Sanatçılar bir nevi toplumun sesi, hatta çığlığıdır. Çığlık diyince şu hikaye aklıma geldi.

“Yolcular uçağın yanında otobüsten inmişler.. Bavullarını yerleştiriyorlarmış. Bir bakmışlar uçak şirketinin minibüsü yanlarında durmuş. İçinden kaptan pilotla, yardımcı pilot inmişler...Yolcular fena halde şaşırmışlar.. Nasıl şaşırmasınlar.. Kaptan pilotun elinde bir beyaz baston. Kolunda üç noktalı bant… Yardımcı pilotun elinde bir köpek tasması… Tasmanın ucunda bir köpek… Sağa sola çarparak öylece ilerliyorlar uçağa.. Günlerden 1 Nisan değil ama, "Şaka herhalde" demiş yolcular, doluşmuşlar uçağa… Pilotlar doğru pilot kabinine girip uçağı çalıştırmışlar. Uçak pistte hızla ilerlemeye başlamış. Yolcuların gözleri camda.
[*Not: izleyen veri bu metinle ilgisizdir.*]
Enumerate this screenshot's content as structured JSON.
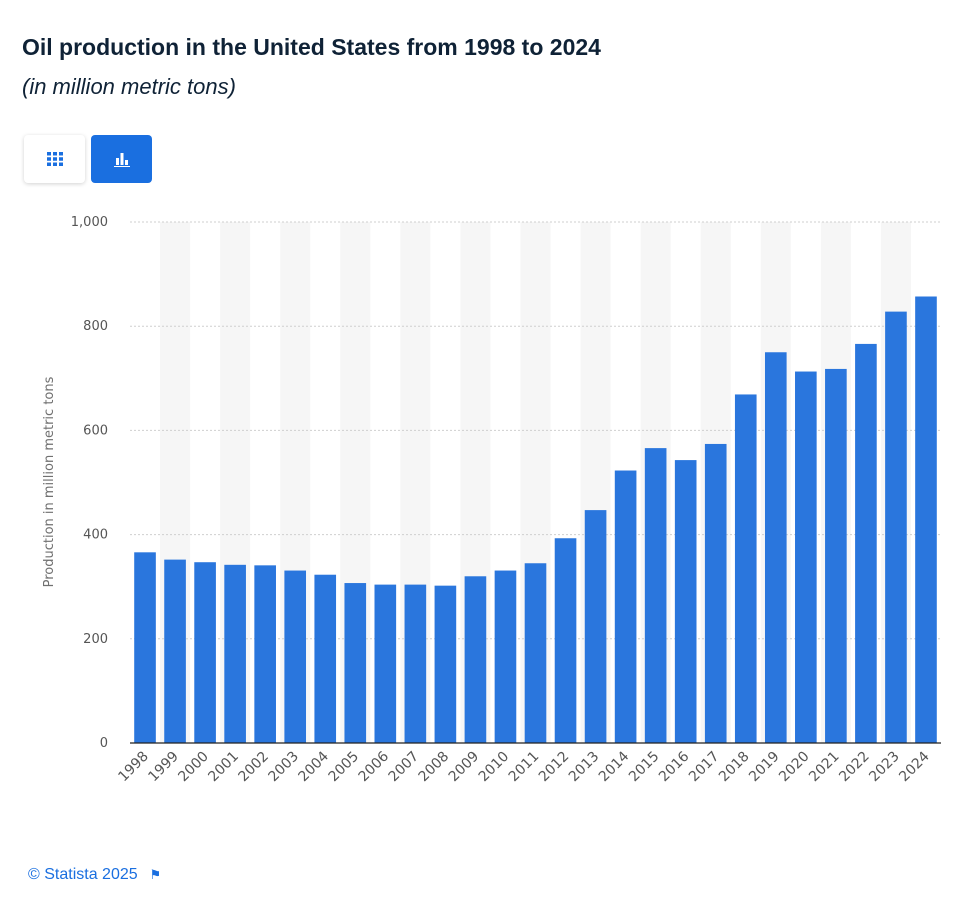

Uçak hızlanmış.. Yolcular endişelenmeye başlamışlar… Uçak daha hızlanmış. Pistin sonu hızla yaklaşmaya başlamış…Uçak iyice hızlanmış… Bazı yolcular paniklemiş, dua etmeye başlamışlar. Uçak son hıza ulaşmış. Bu arada pistin sonuna 100 metre kalmış. Sonra betonun bitip çimlerin başladığını gören yolcular dehşet içinde çığlığı basmışlar.. Tam o anda da kaptan pilot uçağın kalkış kolunu sonuna kadar çekmiş... Uçak tam pist biterken tekerleklerini yerden kesmiş, havalanmış. Kaptan pilot arkasına yaslanmış derin bir nefes almış ve yardımcı pilota dönmüş:
-Biliyor musun? Bir gün çığlık atmakta gecikecekler ve hep birlikte geberip gideceğiz!..."
Sanatçı toplum için tam zamanında çığlık atmalıdır. Çünkü erken öten horozun başını keserler, geçen zamanın da kazası olmaz.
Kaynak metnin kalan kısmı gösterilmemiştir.